More walking and I was at the ticket counter to check in. I kept a few slices of bread, some peanut butter, and jelly to eat for dinner and breakfast. Jelly, by the way, is considered a liquid and you can’t take it in. I had to throw it out. At security one of my bags was stopped to be inspected for a strange object. It was one of the rocks I had collected for my grandma. We laughed about it and he said that it was a fine rock. Dinner turned out to be a burrito from Qdoba. As I sat there and ate, I spread out my gear and packed everything into one bag. My plane was set to leave early in the morning so I found my gate and set up my sleeping pad and bag for the night. I was the only person at the gate and it was easy for me to fall asleep.

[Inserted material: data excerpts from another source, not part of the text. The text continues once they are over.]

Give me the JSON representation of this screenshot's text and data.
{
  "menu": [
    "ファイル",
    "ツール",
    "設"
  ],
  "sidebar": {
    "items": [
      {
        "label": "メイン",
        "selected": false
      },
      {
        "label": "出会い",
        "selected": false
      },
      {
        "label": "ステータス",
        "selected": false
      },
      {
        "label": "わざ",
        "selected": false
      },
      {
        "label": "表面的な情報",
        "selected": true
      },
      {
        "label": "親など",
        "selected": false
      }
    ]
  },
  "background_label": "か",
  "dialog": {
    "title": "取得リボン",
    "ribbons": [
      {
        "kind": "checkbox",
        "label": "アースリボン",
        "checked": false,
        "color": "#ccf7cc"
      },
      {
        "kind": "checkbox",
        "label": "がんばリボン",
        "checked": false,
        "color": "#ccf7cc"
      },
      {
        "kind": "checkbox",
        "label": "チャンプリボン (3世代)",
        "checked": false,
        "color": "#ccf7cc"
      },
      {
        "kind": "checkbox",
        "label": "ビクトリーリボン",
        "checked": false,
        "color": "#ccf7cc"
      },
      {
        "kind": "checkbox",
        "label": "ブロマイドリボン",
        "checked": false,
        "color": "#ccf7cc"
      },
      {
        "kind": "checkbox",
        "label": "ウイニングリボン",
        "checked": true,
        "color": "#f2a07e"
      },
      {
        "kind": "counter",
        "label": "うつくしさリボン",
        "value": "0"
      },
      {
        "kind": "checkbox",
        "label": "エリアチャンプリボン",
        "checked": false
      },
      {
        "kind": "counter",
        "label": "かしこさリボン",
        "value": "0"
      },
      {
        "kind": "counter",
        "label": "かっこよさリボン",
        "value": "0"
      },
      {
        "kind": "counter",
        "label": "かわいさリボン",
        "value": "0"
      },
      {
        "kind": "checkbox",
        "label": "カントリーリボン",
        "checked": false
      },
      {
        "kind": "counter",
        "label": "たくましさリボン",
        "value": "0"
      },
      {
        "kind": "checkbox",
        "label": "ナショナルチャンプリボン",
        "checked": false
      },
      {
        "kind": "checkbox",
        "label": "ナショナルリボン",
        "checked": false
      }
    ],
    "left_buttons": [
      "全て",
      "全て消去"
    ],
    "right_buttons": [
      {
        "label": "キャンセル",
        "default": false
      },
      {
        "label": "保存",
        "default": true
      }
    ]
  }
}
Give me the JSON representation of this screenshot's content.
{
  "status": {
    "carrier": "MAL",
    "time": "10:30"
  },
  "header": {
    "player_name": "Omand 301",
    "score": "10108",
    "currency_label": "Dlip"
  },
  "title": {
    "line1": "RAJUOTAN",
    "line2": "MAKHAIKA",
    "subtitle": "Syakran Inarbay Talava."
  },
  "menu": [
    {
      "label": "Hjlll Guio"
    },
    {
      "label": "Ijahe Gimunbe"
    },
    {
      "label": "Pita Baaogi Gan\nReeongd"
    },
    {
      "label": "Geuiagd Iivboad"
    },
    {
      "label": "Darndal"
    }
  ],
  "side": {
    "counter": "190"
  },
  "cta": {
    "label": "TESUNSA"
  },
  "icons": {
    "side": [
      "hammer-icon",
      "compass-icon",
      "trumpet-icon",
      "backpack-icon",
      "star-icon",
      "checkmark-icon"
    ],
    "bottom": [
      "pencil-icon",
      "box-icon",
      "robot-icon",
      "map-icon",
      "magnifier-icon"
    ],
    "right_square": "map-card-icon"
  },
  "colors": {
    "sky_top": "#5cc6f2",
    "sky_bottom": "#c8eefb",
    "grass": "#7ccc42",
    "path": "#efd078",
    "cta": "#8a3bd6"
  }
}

I was awakened by a passenger on the 6 AM flight checking to make sure I wasn’t missing it. I set my alarm for an hour before my flight to give me time to eat and get around, but I went ahead and got up and packed my bed. I got a lot of both strange and admiring looks from the different passengers. It had been 4 days since my last shower and I had purchased some wet wipes from Hudson News and cleaned up the best I could the night before but even that didn’t help much. My flight was to Houston via Dallas. At Dallas I would hop off and ride a train to Little Rock. This was the cheapest way of getting home and ended up costing $150 and another $150 to ship the bike.

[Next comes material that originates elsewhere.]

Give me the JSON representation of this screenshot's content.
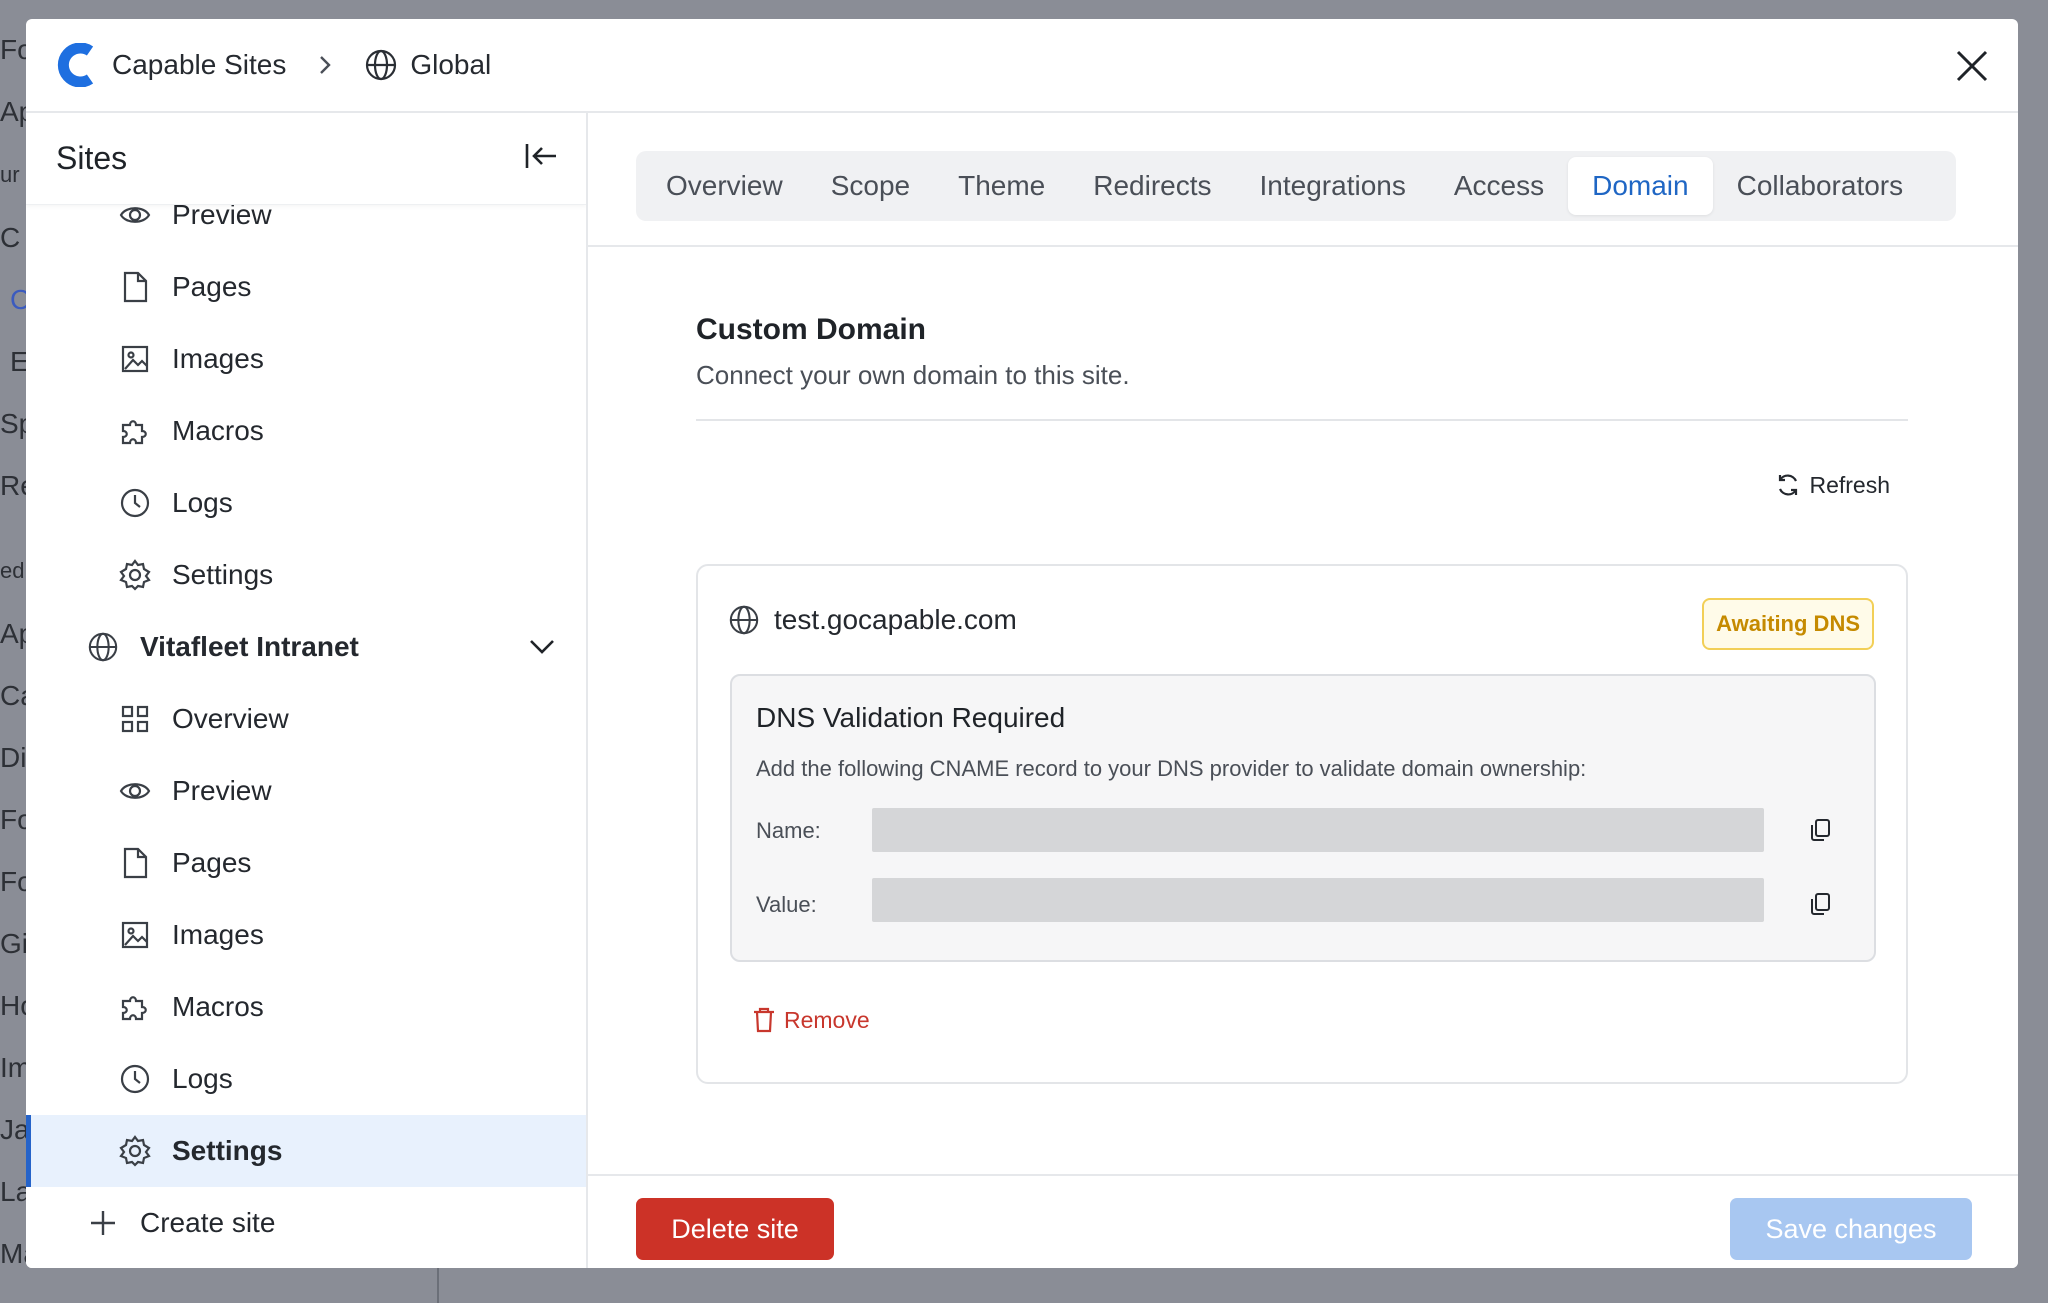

At Dallas it was a short rail ride and walk to the train station. This was the first time that I can remember riding a train in the US and it was nice. I had two oversized reclining chairs all to myself! I was on the train long enough to have two meals, take a nap, and finish several chapters in my book. Thinking about the two months it took to get out there and then the one day it took to get back brings up so many different emotions.
At the Little Rock train station, a place I had never been or even knew existed, I spotted my parents waiting for me to step off of the train. They both embraced me and then my dad took my one bag to put in the car. That one bag held most of my possesions that I carried for the last two months. I was already having separation anxiety from being away from my bike. It was my everything for so long and now it was gone.
My dad stayed in Little Rock for work and I rode back with my mom, her filling me in on everything I had missed. When we got back to Russellville I picked up a vehicle and went to the boat. It would be a couple of weeks before my first good night sleep. I wasn’t used to having such a nice bed. I have not done much riding since I got back, but rather spend most of my time on the boat. Everyone I meet keep asking me what’s next. There are so many options out there. The top of my list are hike the Appalachian Trail or sail the Great Loop. If I took anything away from my journey it is that I want to keep exploring. The people I met on similar journeys, whether hikers, cyclists, van dwellers, or even rollerbladers were the happiest, most gracious, and most content people.
To all the people I met along the way and everybody that helped, I want to say thank you for being a part of my trip. Thanks to everyone that has followed along. I didn’t realize that there were so many people reading these until I got back and met random people that thought I was still in Washington…sorry for the delays. Will probably not be another update until the next season of travel.